Un serial killer terrorizza Londra. Come molti altri, ama lasciare un segno distintivo, qualcosa che faccia parlare di lui. In questo caso sono dei foglietti con dei versi del poeta inglese William Blake.

La polizia si rivolge pertanto a Damon Reade, uno dei massimi esperti di Blake, un misantropo che vive ritirato nel Lake District, perché possa aiutarli nel comprendere chi possa essere l’omicida.

In particolare se, tra i tanti suoi corrispondenti, abbia individuato qualche personaggio squilibrato e fin troppo ossessionato.

Inizialmente Reade non sa bene come aiutare la polizia. Non sa neanche dell’omicida, tanto vive ritirato nel suo mondo di campagna e libri. È più interessato, e imbarazzato, dagli sviluppi della sua storia d’amore con una ragazza molto più giovane di lui, che gli provoca turbamenti erotici che la sua scarsa confidenza con le emozioni non riesce a gestire.

Poi, spinto da un presagio quasi soprannaturale, Reade decide di intraprendere un viaggio a Londra, presentandosi da un suo corrispondente con una vaga intuizione, un sospetto che lo indirizza verso un apparente insospettabile di nome Gaylord Sundheim.

Inizia così un’esperienza sul filo del rasoio che lo porta dietro le quinte della scintillante Swinging London.
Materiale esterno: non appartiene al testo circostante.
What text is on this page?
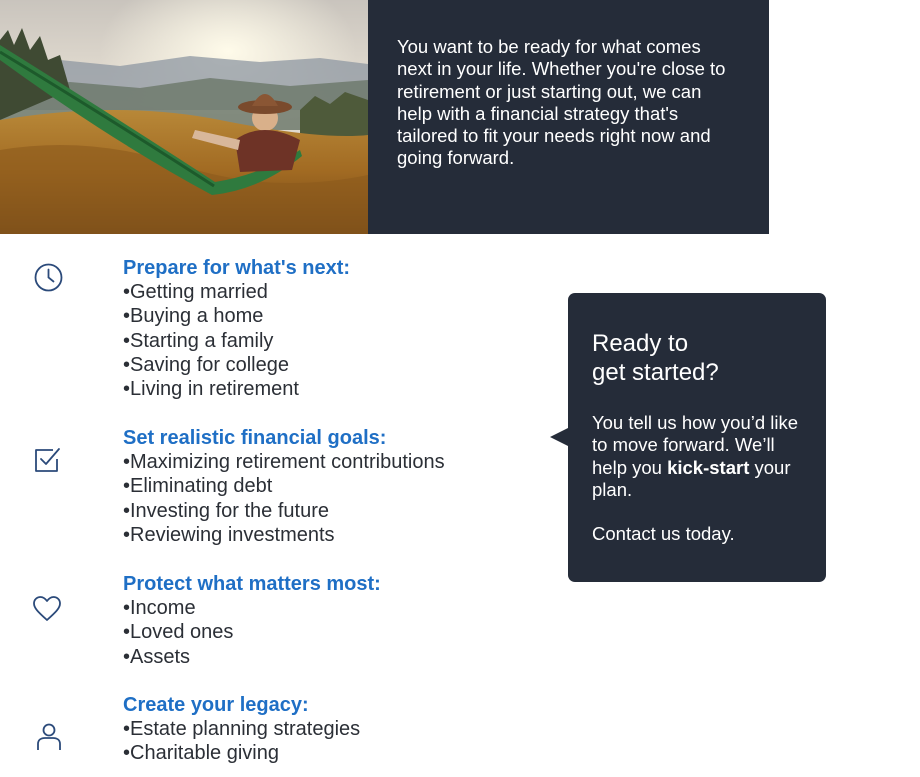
You want to be ready for what comes next in your life. Whether you're close to retirement or just starting out, we can help with a financial strategy that's tailored to fit your needs right now and going forward.

Prepare for what's next:
•Getting married
•Buying a home
•Starting a family
•Saving for college
•Living in retirement
Set realistic financial goals:
•Maximizing retirement contributions
•Eliminating debt
•Investing for the future
•Reviewing investments
Protect what matters most:
•Income
•Loved ones
•Assets
Create your legacy:
•Estate planning strategies
•Charitable giving
Ready to
get started?

You tell us how you’d like to move forward. We’ll help you kick-start your plan.

Contact us today.
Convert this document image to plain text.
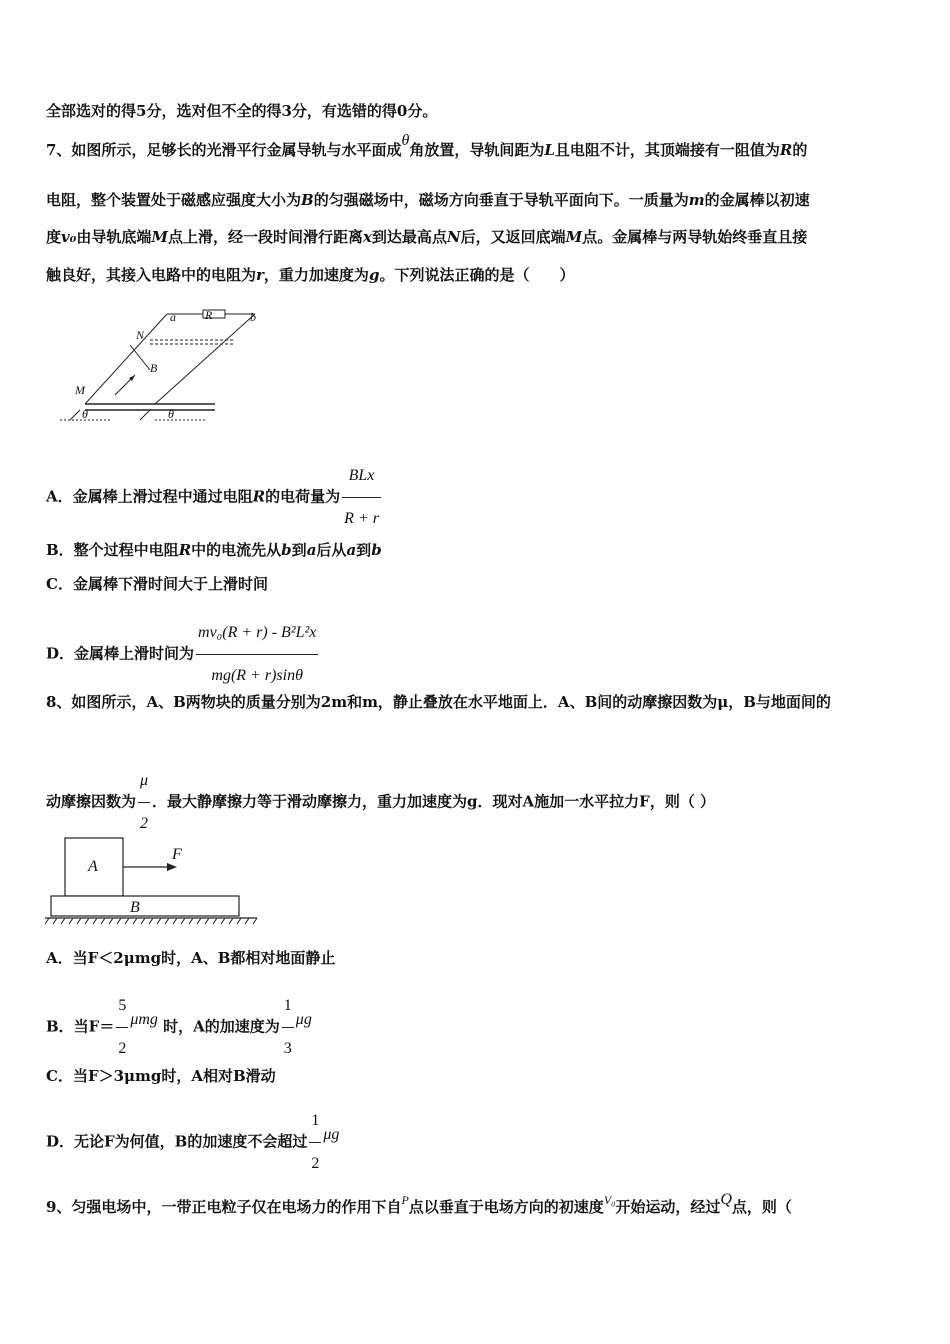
全部选对的得5分，选对但不全的得3分，有选错的得0分。
7、如图所示，足够长的光滑平行金属导轨与水平面成θ角放置，导轨间距为L且电阻不计，其顶端接有一阻值为R的
电阻，整个装置处于磁感应强度大小为B的匀强磁场中，磁场方向垂直于导轨平面向下。一质量为m的金属棒以初速
度v₀由导轨底端M点上滑，经一段时间滑行距离x到达最高点N后，又返回底端M点。金属棒与两导轨始终垂直且接
触良好，其接入电路中的电阻为r，重力加速度为g。下列说法正确的是（　　）
a R	b
N
B
M
θ	θ
A．金属棒上滑过程中通过电阻R的电荷量为 $\frac{\text{BLx}}{R + r}$
B．整个过程中电阻R中的电流先从b到a后从a到b
C．金属棒下滑时间大于上滑时间
D．金属棒上滑时间为 $\frac{\text{mv₀(R + r) - B²L²x}}{mg(R + r)\sin\theta}$
8、如图所示，A、B两物块的质量分别为2m和m，静止叠放在水平地面上．A、B间的动摩擦因数为μ，B与地面间的
动摩擦因数为 $\frac{\mu}{2}$ ．最大静摩擦力等于滑动摩擦力，重力加速度为g．现对A施加一水平拉力F，则（ ）
A
B
F
A．当F＜2μmg时，A、B都相对地面静止
B．当$F= \frac{5}{2}$ μmg 时，A的加速度为 $\frac{1}{3}$ μg
C．当F＞3μmg时，A相对B滑动
D．无论F为何值，B的加速度不会超过 $\frac{1}{2}$ μg
9、匀强电场中，一带正电粒子仅在电场力的作用下自$^P$点以垂直于电场方向的初速度$^{V_0}$开始运动，经过Q点，则（
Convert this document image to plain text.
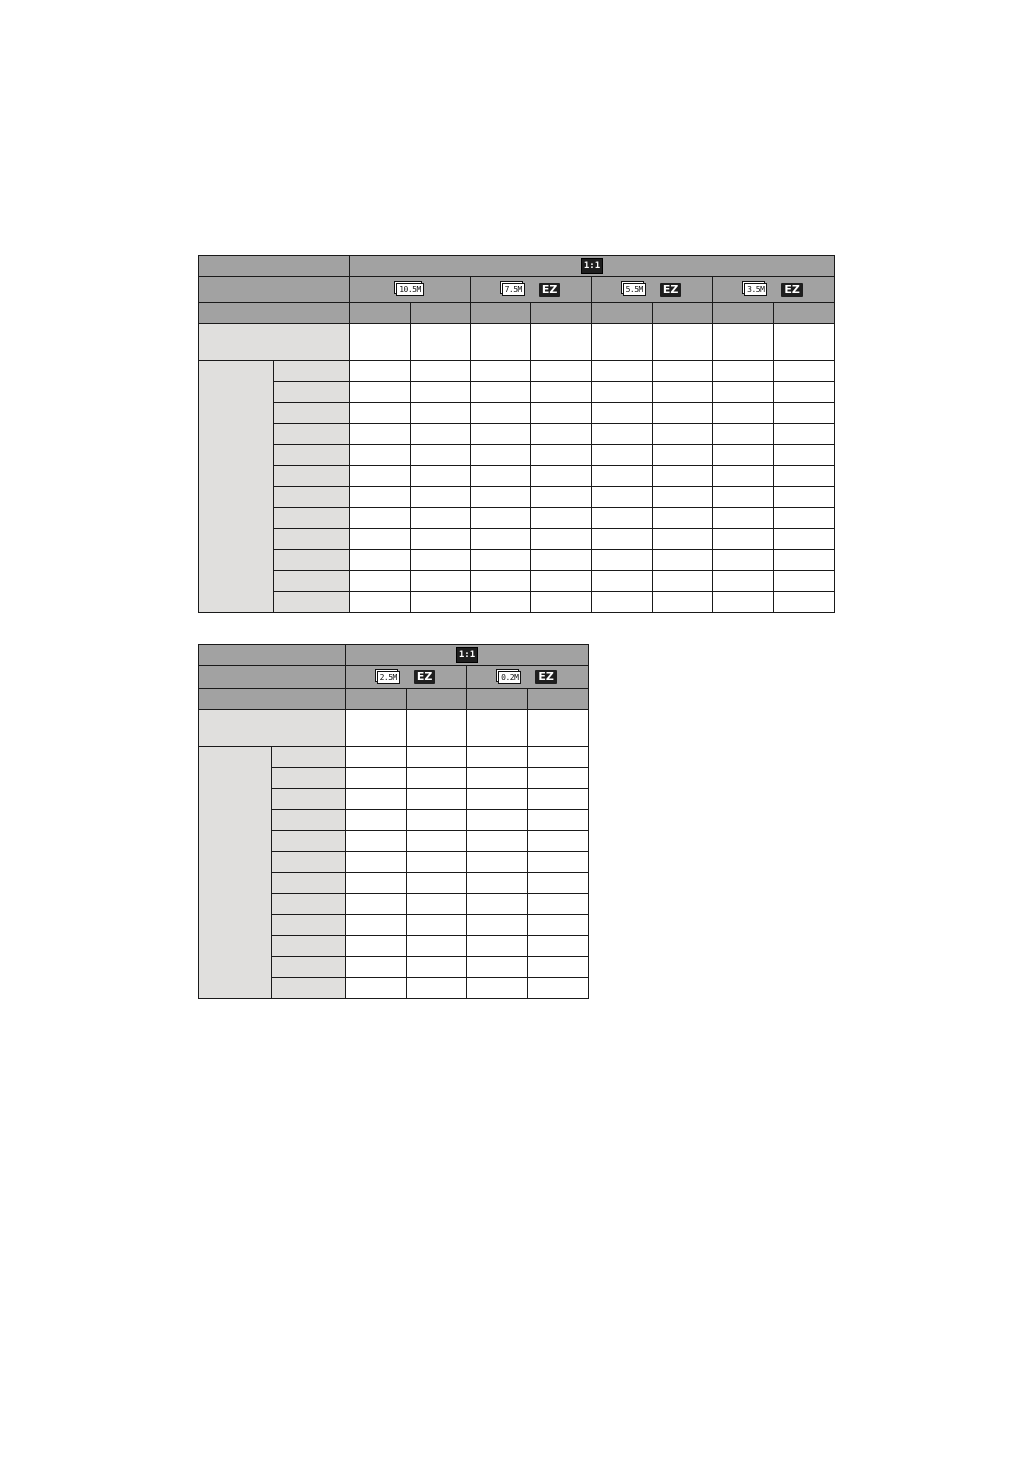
		1:1							

		10.5M		7.5M EZ		5.5M EZ		3.5M EZ	

		1:1			

		2.5M EZ		0.2M EZ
Un mondo perverso, inquietante, lercio, nel quale il rischio non è solo quello di perdere la vita, ma prima di tutto l’anima.

Damon Reade avrà diversi incontri nel suo viaggio, alcuni positivi, altri inquietanti e rischiosi.

Colin Wilson è uno scrittore senza fronzoli, lancia parecchie esche ai lettori, ma non tutto è spiegato e dettagliato. Da un lato sembra che voglia lasciare ai lettori il compito di unire i puntini, o semplicemente di stabilire la natura delle esperienze, dei personaggi e degli eventi. Come narratore è assolutamente neutro nei confronti di crimine e degrado umano, più centrato sul suo protagonista e sulla sua visione e lettura del mondo.

Appare netta in Wilson, la distanza tra narratore, mai invasivo, e personaggi.

Colin Wilson è un autore prolifico che su queste pagine dovrebbe essere noto per alcune sue incursioni nel fantastico: I vampiri dello spazio, Specie immortale e I parassiti della mente (in anni recenti proposti in Urania Collezione). La gabbia di vetro ha molto in comune con questi romanzi, per il gusto di stare sempre su linee ambigue e mai chiare, e per l’attenzione verso le reazioni emotive, e i turbamenti provocati nei personaggi dagli eventi. 

Damon Reade è poi senz’altro, per costruzione, degno di apparire nella galleria del saggio L’Outsider, nel quale Wilson compie una disamina sulla figura del disadattato nelle letteratura (edito in Italia da Edizioni di Atlantide).

La gabbia di vetro è un romanzo pregevole, anche se non perfetto. Non tutti i temi che lancia appaiono sviluppati e la risoluzione finale della componente thriller appare frettolosa.

La letteratura non è solo struttura, ma anche suggestione, emozione, pensieri messi in movimento. Per questo La gabbia di vetro merita la lettura. Perché si tratta di un ottimo esempio di come i confini tra i generi siano una mera convenzione quando un autore ha i mezzi per riuscire a  scardinare le regole, non prima di averle studiate, metabolizzate, fatte proprie.